Many, many homes in Connecticut have brick and mortar chimneys. Many of these chimneys also have problems. A good portion of those problems are due to what has been going up the chimney. In Connecticut many homes use oil for heat. Before that coal. I still find old coal burning boilers in use that were converted to oil burners way back when.
Modern chimneys are built with clay flue liners. Before that, no liner, just the brick. An older home, a hundred years or more, will almost assuredly have an unlined chimney. Over those hundred plus years of burning coal and oil, the chimney takes a beating. The inside slowly but surely erodes from the corrosive gases mixing with rain water. The mortar becomes soft and loose, often falling from the joints like sand. I find it is important to probe the mortar, especially in the attic, as this seems to be the area where I find the most damage to the joints. There are times when the screw driver goes right through like a knife through butter.
Often there are soot stains from the combustion gases escaping from these porous, sandy joints.
It is obvious that when a chimney is in this condition repair is not just needed, but required because there are safety concerns. The not so readily obvious concern it often seems is this condition means that the structure is weakening and a failure is at some point immanent.

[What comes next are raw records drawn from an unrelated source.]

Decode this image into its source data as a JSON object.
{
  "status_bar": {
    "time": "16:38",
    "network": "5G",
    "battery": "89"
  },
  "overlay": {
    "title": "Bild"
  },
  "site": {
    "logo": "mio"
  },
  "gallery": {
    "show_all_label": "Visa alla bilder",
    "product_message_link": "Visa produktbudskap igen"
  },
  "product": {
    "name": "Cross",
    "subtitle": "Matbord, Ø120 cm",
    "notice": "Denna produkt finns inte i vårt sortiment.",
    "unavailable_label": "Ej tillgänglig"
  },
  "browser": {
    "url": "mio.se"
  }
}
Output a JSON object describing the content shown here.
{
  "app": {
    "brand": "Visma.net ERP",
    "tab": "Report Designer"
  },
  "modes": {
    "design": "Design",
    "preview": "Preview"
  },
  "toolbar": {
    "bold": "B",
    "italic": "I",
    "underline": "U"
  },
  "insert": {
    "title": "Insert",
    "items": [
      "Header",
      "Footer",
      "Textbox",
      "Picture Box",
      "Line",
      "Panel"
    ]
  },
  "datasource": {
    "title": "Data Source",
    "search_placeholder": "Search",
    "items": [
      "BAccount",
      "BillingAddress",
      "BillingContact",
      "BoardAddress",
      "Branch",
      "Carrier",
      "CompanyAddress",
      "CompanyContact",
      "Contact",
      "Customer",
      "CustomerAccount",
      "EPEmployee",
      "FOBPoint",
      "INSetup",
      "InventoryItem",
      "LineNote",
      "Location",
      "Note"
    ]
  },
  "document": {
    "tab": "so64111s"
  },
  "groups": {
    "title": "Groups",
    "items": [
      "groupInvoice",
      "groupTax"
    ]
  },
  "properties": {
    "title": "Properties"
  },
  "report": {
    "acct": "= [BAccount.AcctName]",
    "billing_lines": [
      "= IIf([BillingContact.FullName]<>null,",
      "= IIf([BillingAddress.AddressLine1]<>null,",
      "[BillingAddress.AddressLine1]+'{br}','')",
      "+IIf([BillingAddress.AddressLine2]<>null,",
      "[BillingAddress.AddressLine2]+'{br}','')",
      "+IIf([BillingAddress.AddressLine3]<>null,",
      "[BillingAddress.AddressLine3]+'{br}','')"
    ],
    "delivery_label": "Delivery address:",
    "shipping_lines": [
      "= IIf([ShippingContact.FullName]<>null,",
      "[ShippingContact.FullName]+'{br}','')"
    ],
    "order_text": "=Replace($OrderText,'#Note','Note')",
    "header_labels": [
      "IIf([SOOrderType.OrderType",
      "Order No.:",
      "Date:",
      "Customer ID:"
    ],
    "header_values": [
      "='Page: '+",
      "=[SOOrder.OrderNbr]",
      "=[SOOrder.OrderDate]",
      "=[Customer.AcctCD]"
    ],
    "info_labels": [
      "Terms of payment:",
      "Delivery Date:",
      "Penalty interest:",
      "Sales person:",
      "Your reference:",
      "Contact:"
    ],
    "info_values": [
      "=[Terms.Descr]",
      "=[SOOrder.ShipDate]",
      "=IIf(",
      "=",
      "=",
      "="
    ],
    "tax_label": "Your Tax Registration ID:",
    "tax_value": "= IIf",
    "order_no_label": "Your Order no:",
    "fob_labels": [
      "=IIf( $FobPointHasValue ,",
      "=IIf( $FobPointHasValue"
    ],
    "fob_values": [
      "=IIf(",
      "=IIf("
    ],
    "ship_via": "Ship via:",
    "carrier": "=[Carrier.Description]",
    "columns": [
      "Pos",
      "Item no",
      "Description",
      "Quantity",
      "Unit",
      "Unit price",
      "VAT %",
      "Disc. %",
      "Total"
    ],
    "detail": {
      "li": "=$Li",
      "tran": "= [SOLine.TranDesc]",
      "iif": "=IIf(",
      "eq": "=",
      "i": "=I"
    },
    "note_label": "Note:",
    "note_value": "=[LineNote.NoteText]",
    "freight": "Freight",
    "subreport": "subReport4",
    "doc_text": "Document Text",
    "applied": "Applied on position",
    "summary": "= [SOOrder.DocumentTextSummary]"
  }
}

During a recent inspection on an older home I found that the chimney sticking through the roof was quite newer. It looked quite good. I've seen this before and knew what I might find inside.
The buyer's agent informed me that a previous inspection had turned up problems with the chimney and repairs were scheduled to be made. The chimney had a newer steel liner and was now on gas instead of oil. All good things for my client.
The repair was needed in where else, the attic. Originally the repair was to be repointing of the chimney, but had been changed to parging or stuccoing. Not so good for my client.
Repointing is tedious and time consuming ($$$), but is the right way to fix the chimney. Repointing involves systematically removing all the old soft mortar, then putting in new. This strengthens the weak structure, making it almost as good as original.
Parging involves slapping a thin coat of mortar over the chimney (¢), covering the brick and mortar. It's quick and easy, but does little to strengthen the chimney or address the problem. Good for the seller, not the buyer.
My advice to the client was to insist the chimney be repointed; the top half should match the bottom half and be structurally sound.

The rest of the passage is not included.